As widely observed in the case of a pandemic such as a coronavirus, religions quickly adopt, and switches to a common-sense mode. Religious believers are reluctant, and unwilling to embrace the afterlife that they claim to strongly believe in. In fact in the face of a pandemic, religious believers act like those persons who have stayed so long on the bank of an ocean proclaiming how joyful and magnificent life inside the ocean is or would be. These self styled ocean bound persons have expended so much energy preaching to all passers-by about the blissful life on the ocean floor, about how life under the waters was far better than life on the bank or anywhere else on land. They declared that they were looking forward to a life of perfect peace and happiness inside the ocean with all the bounteous rewards that awaited them. And one day, suddenly a huge ocean wave that was capable of engulfing all at the bank was sighted ferociously advancing towards them. Lo and behold these preachers and propagators of paradise at the ocean floor quickly took to their heels.

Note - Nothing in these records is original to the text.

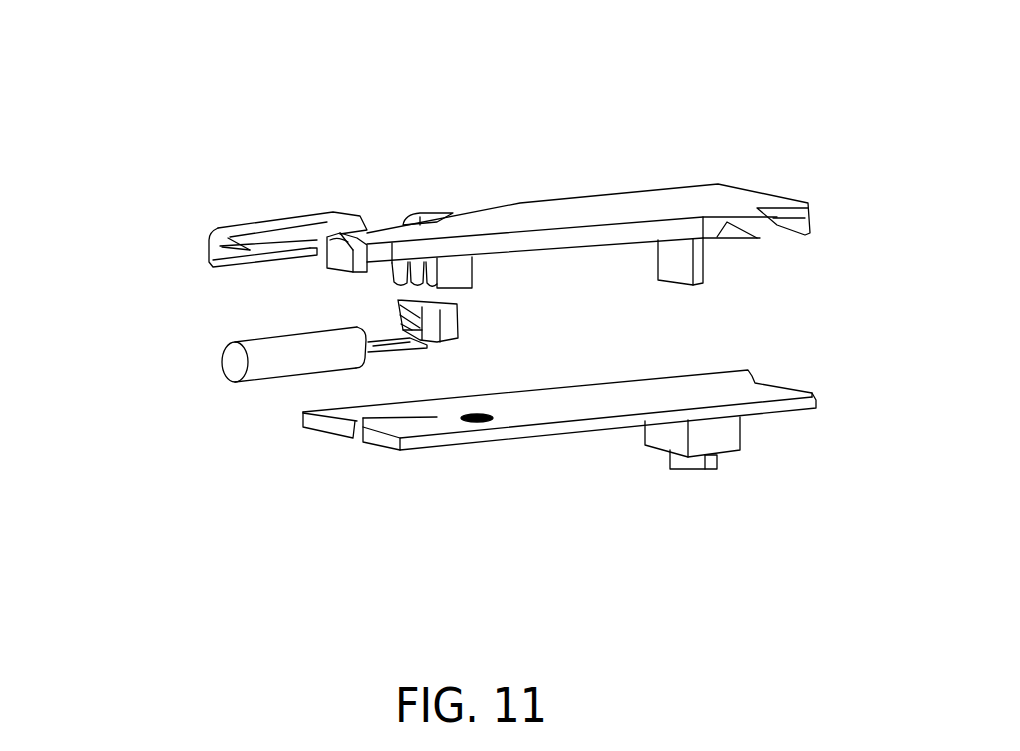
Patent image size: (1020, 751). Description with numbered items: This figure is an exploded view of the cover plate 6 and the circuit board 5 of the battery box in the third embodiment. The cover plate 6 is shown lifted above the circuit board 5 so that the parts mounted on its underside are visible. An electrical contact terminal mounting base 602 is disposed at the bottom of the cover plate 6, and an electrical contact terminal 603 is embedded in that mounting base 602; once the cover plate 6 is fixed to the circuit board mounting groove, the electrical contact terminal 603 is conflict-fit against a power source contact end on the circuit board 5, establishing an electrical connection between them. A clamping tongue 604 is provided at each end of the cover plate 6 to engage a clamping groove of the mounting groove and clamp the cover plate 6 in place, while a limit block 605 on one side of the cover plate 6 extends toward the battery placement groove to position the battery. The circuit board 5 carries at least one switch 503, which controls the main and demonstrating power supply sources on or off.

The cover plate 6 is at (557, 213).
The electrical contact terminal mounting base 602 is at (457, 270).
The electrical contact terminal 603 is at (438, 298).
The clamping tongue 604 is at (323, 247).
The limit block 605 is at (731, 219).
The circuit board 5 is at (573, 400).
The switch 503 is at (693, 467).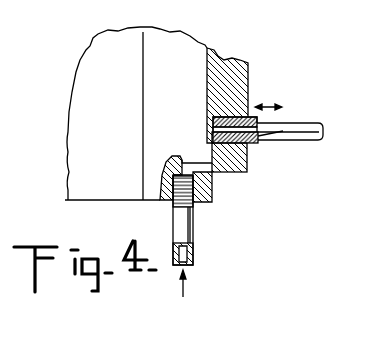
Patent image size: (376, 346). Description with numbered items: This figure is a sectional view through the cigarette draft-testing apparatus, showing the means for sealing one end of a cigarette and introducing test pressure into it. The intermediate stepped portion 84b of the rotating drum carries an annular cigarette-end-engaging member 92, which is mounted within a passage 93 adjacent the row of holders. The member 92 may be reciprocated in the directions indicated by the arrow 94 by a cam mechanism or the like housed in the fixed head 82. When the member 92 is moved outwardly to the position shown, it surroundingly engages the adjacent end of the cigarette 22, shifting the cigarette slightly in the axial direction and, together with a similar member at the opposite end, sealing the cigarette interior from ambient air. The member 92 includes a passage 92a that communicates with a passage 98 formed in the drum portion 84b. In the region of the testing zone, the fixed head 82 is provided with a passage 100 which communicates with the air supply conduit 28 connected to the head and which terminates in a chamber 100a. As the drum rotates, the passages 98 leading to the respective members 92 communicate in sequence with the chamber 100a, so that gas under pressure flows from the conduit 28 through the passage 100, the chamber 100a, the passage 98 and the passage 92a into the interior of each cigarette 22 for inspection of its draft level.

The head 82 is at (185, 73).
The intermediate stepped portion 84b is at (220, 52).
The passage 93 is at (230, 116).
The arrow 94 is at (268, 108).
The cigarette 22 is at (303, 123).
The passage 92a is at (283, 131).
The annular cigarette-end-engaging member 92 is at (258, 142).
The passage 98 is at (233, 152).
The passage 100 is at (212, 172).
The chamber 100a is at (196, 151).
The air supply conduit 28 is at (177, 223).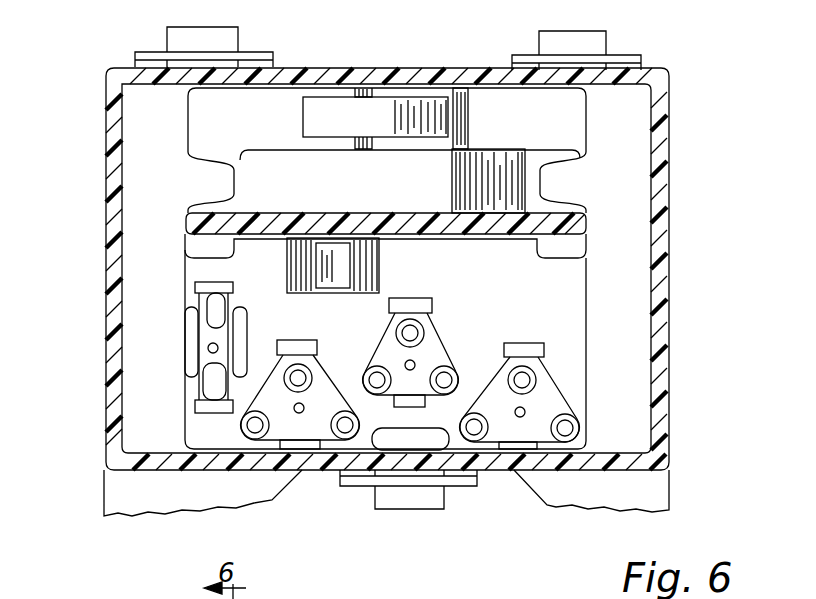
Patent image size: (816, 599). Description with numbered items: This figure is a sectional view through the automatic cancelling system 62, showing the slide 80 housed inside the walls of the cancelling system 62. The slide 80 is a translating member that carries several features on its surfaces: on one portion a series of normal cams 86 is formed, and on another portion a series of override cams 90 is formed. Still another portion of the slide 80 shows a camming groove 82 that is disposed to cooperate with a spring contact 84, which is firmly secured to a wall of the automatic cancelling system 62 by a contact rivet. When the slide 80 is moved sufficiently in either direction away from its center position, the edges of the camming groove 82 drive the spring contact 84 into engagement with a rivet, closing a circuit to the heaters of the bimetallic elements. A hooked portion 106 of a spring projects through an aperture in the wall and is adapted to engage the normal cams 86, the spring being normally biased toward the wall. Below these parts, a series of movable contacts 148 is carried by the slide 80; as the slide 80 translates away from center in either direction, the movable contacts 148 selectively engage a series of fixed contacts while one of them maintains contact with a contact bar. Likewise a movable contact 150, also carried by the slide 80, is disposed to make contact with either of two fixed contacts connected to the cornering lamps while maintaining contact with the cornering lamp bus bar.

The automatic cancelling system 62 is at (107, 70).
The slide 80 is at (668, 262).
The camming groove 82 is at (386, 92).
The spring contact 84 is at (329, 106).
The normal cams 86 is at (287, 255).
The override cams 90 is at (521, 168).
The hooked portion 106 is at (350, 275).
The movable contacts 148 is at (325, 382).
The movable contact 150 is at (205, 342).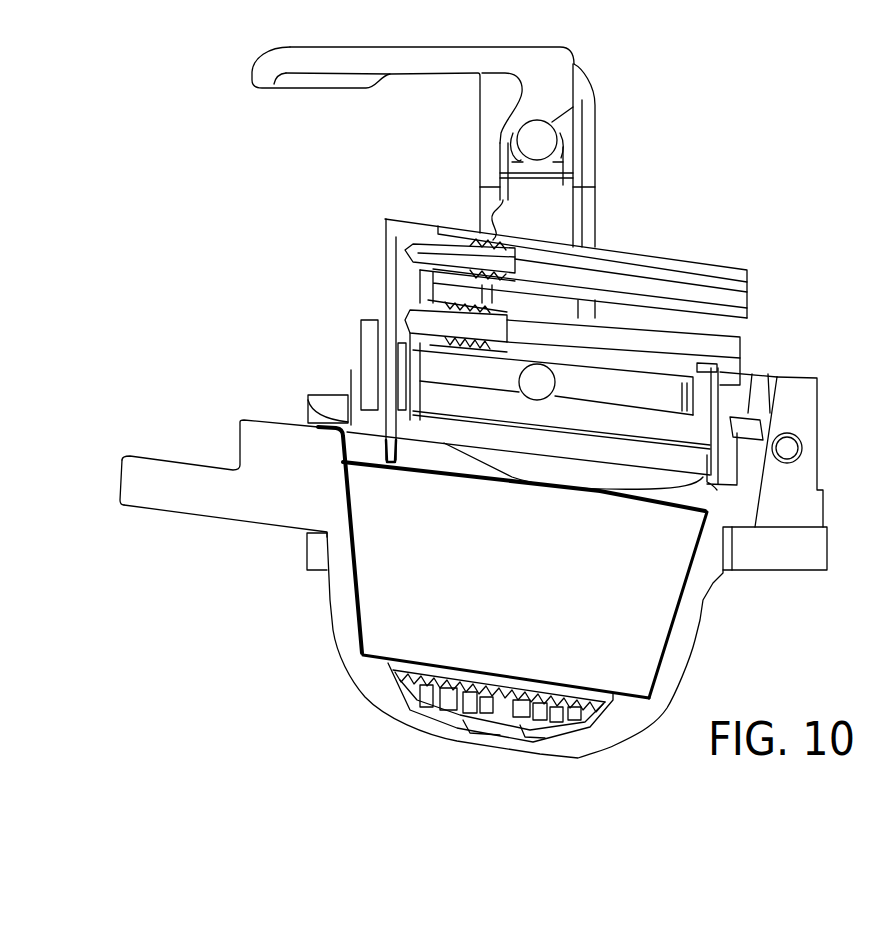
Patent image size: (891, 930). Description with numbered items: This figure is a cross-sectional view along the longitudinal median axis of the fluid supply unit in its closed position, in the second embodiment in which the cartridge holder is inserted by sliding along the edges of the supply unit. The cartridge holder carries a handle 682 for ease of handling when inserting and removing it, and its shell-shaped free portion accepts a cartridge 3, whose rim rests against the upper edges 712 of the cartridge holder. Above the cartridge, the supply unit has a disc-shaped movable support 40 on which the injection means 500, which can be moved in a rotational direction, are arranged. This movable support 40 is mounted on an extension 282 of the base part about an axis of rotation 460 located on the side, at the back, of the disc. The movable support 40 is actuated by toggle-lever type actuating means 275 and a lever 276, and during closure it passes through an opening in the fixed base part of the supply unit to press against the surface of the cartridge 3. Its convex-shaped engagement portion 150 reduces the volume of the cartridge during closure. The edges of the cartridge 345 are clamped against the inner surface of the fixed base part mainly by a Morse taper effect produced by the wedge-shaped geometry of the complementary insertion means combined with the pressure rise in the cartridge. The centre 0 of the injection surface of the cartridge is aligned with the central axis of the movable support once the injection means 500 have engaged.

The lever 276 is at (417, 64).
The toggle-lever type actuating means 275 is at (605, 155).
The movable support 40 is at (750, 360).
The injection means 500 is at (388, 363).
The extension 282 is at (810, 390).
The axis of rotation 460 is at (790, 448).
The edges of the cartridge 345 is at (727, 487).
The convex-shaped engagement portion 150 is at (607, 483).
The opening 0 is at (512, 480).
The handle 682 is at (165, 503).
The upper edges 712 is at (327, 436).
The cartridge 3 is at (352, 600).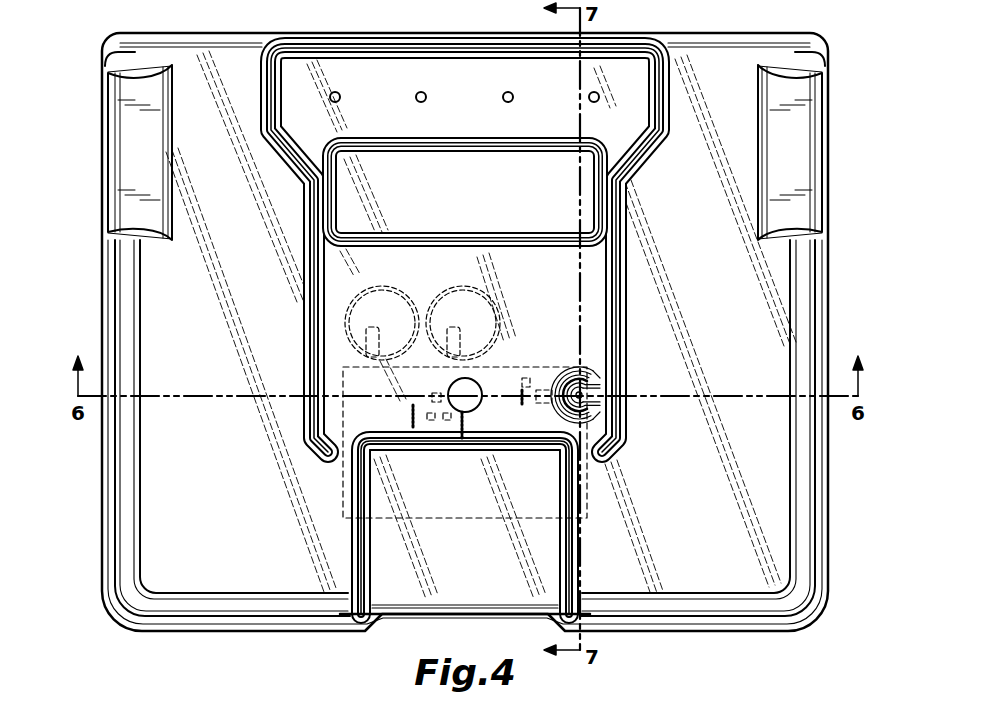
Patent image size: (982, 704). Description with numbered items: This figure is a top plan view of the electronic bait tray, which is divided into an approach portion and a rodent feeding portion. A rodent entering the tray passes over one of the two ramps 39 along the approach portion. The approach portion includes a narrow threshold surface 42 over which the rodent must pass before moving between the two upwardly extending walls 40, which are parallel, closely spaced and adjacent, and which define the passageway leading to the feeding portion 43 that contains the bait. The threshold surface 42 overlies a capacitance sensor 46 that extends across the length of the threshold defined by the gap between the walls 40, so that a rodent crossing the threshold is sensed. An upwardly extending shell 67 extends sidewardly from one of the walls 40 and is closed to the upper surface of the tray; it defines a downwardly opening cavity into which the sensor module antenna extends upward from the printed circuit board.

The ramp 39 is at (828, 150).
The upwardly extending wall 40 is at (618, 306).
The threshold surface 42 is at (449, 497).
The feeding portion 43 is at (449, 105).
The capacitance sensor 46 is at (486, 521).
The shell 67 is at (565, 383).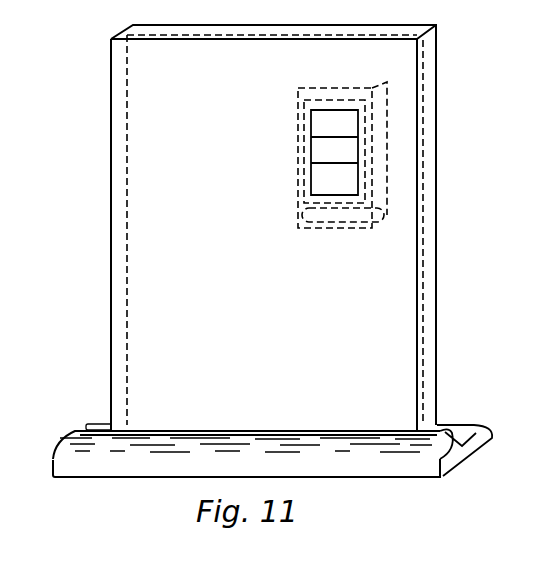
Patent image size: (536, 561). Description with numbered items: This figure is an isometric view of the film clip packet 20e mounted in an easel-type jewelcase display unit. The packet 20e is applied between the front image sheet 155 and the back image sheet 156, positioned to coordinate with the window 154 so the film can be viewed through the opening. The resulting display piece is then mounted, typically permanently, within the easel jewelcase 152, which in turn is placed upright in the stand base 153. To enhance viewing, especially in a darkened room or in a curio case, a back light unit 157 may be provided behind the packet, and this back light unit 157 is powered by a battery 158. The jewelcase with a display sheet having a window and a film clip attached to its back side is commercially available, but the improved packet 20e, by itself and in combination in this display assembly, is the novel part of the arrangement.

The easel jewelcase 152 is at (437, 232).
The stand base 153 is at (352, 464).
The window 154 is at (311, 160).
The front image sheet 155 is at (248, 297).
The back image sheet 156 is at (418, 167).
The back light unit 157 is at (345, 86).
The battery 158 is at (352, 226).
The film clip packet 20e is at (349, 84).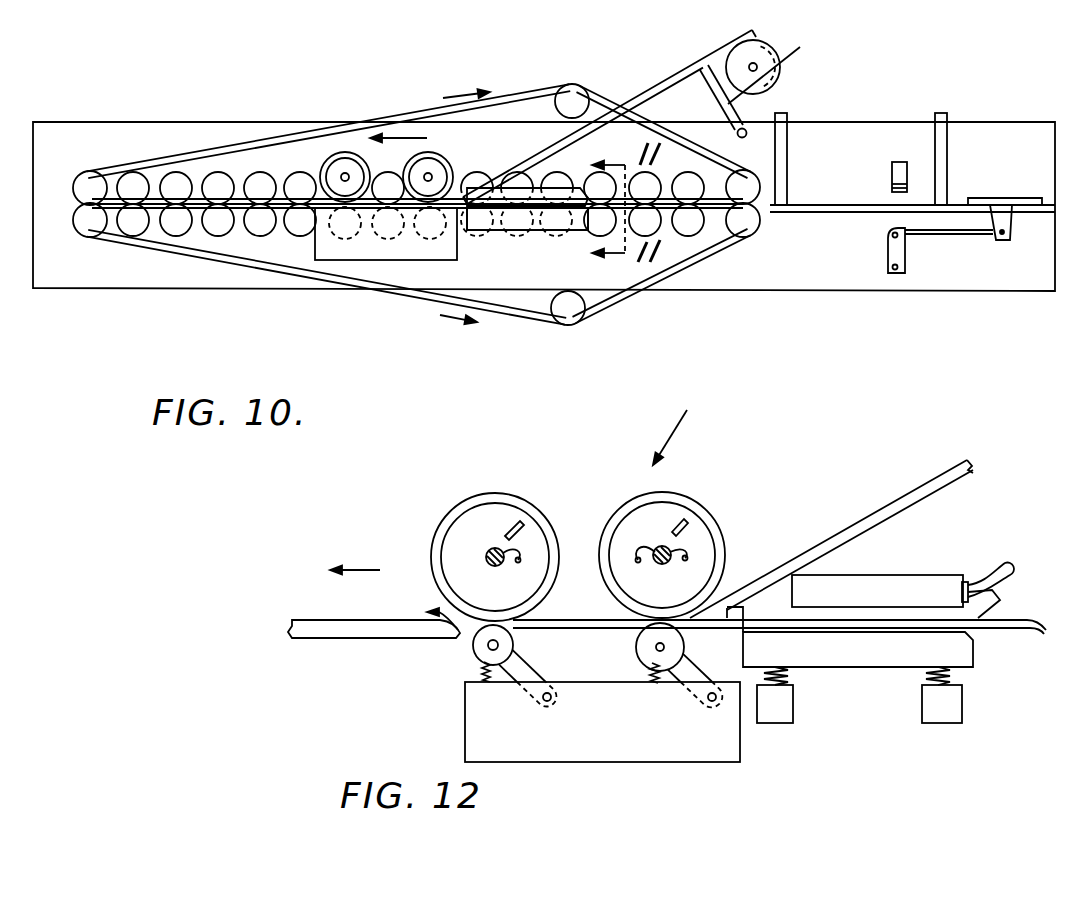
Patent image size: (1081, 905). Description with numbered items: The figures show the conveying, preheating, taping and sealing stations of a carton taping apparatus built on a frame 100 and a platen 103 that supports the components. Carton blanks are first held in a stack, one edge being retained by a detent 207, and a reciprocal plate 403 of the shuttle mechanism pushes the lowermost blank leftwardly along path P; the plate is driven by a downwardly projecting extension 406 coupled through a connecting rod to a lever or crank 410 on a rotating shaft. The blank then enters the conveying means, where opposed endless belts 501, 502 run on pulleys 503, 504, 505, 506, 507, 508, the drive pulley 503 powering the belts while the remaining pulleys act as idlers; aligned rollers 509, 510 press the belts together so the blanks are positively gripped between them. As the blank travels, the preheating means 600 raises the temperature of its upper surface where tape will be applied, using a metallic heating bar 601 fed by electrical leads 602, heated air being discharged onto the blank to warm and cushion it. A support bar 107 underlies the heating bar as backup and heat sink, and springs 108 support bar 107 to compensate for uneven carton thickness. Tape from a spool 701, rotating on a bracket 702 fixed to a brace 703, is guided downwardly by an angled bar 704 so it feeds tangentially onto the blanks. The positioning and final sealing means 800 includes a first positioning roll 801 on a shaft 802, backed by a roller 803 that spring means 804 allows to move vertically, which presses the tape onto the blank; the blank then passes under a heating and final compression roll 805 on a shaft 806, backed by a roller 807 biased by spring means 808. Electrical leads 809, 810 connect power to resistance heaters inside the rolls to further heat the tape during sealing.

In FIG. 10, the endless belt 501 is at (418, 110).
In FIG. 10, the endless belt 502 is at (403, 293).
In FIG. 10, the drive pulley 503 is at (92, 182).
In FIG. 10, the idler pulley 504 is at (572, 98).
In FIG. 10, the idler pulley 505 is at (750, 180).
In FIG. 10, the idler pulley 506 is at (755, 233).
In FIG. 10, the idler pulley 507 is at (585, 320).
In FIG. 10, the idler pulley 508 is at (90, 228).
In FIG. 10, the aligned rollers 509 is at (178, 187).
In FIG. 10, the aligned rollers 510 is at (250, 248).
In FIG. 10, the preheating means 600 is at (544, 260).
In FIG. 12, the preheating means 600 is at (910, 561).
In FIG. 10, the metallic heating bar 601 is at (533, 193).
In FIG. 12, the metallic heating bar 601 is at (957, 573).
In FIG. 10, the electrical leads 602 is at (580, 184).
In FIG. 10, the spool of tape 701 is at (777, 57).
In FIG. 10, the bracket 702 is at (720, 58).
In FIG. 10, the brace 703 is at (730, 100).
In FIG. 10, the bar 704 is at (586, 114).
In FIG. 12, the bar 704 is at (867, 523).
In FIG. 10, the first positioning roll 801 is at (440, 172).
In FIG. 12, the first positioning roll 801 is at (692, 510).
In FIG. 12, the shaft 802 is at (672, 568).
In FIG. 12, the roller 803 is at (640, 647).
In FIG. 12, the spring means 804 is at (652, 667).
In FIG. 10, the heating and final compression roll 805 is at (330, 167).
In FIG. 12, the heating and final compression roll 805 is at (473, 522).
In FIG. 12, the shaft 806 is at (477, 557).
In FIG. 12, the roller 807 is at (470, 647).
In FIG. 12, the spring means 808 is at (483, 670).
In FIG. 12, the electrical lead 809 is at (677, 527).
In FIG. 12, the electrical lead 810 is at (513, 523).
In FIG. 12, the positioning and final sealing means 800 is at (690, 430).
In FIG. 12, the platen 103 is at (318, 630).
In FIG. 12, the support bar 107 is at (903, 648).
In FIG. 12, the springs 108 is at (953, 680).
In FIG. 12, the frame 100 is at (950, 708).
In FIG. 10, the detent 207 is at (917, 148).
In FIG. 10, the reciprocal plate 403 is at (1022, 177).
In FIG. 10, the extension 406 is at (1008, 232).
In FIG. 10, the lever or crank 410 is at (897, 254).
In FIG. 10, the path P is at (404, 139).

They scattered and scampered for safety and shield from the ocean waves. They ran upland, in every imaginable direction but not towards the ocean wave, looking for any object that they could cling to, any rock or high land where they could stand, hide or stay to avoid being swept away by the waves. They fled the bank of the river hoping and wishing that the wave never returned.

The scenario captures the clash between common and uncommon sense disposition towards life before and after death in the religious enterprise whenever some tragedy of a global dimension strikes.

Given their position on afterlife as an islamic theocracy, the government of Saudi Arabia should not have cancelled the Umrah. Should they? Iran should have allowed the Friday prayers to go ahead. Believers in Italy should have congregated in churches and temples, shaking hands, kissing and embracing one another as religiously demanded. But these rituals have been suspended or cancelled in submission to a common-sense religion that does not reckon with an afterlife.

Motivated by common-sense religious dictates, governments and religious authorities have been compelled to disallow rituals that guarantee an afterlife and instead act to protect and safeguard life in the here and now. Life in this world is momentarily prioritized over life in the next world. Characterized by forgetfulness of the afterlife, in the face of a pandemic, the great beyond does not look so great.

The acclaimed blissfulness suddenly disappears. The coronavirus pandemic has forced the dawn of a common sense religion and a temporary amnesia concerning life in the hereafter.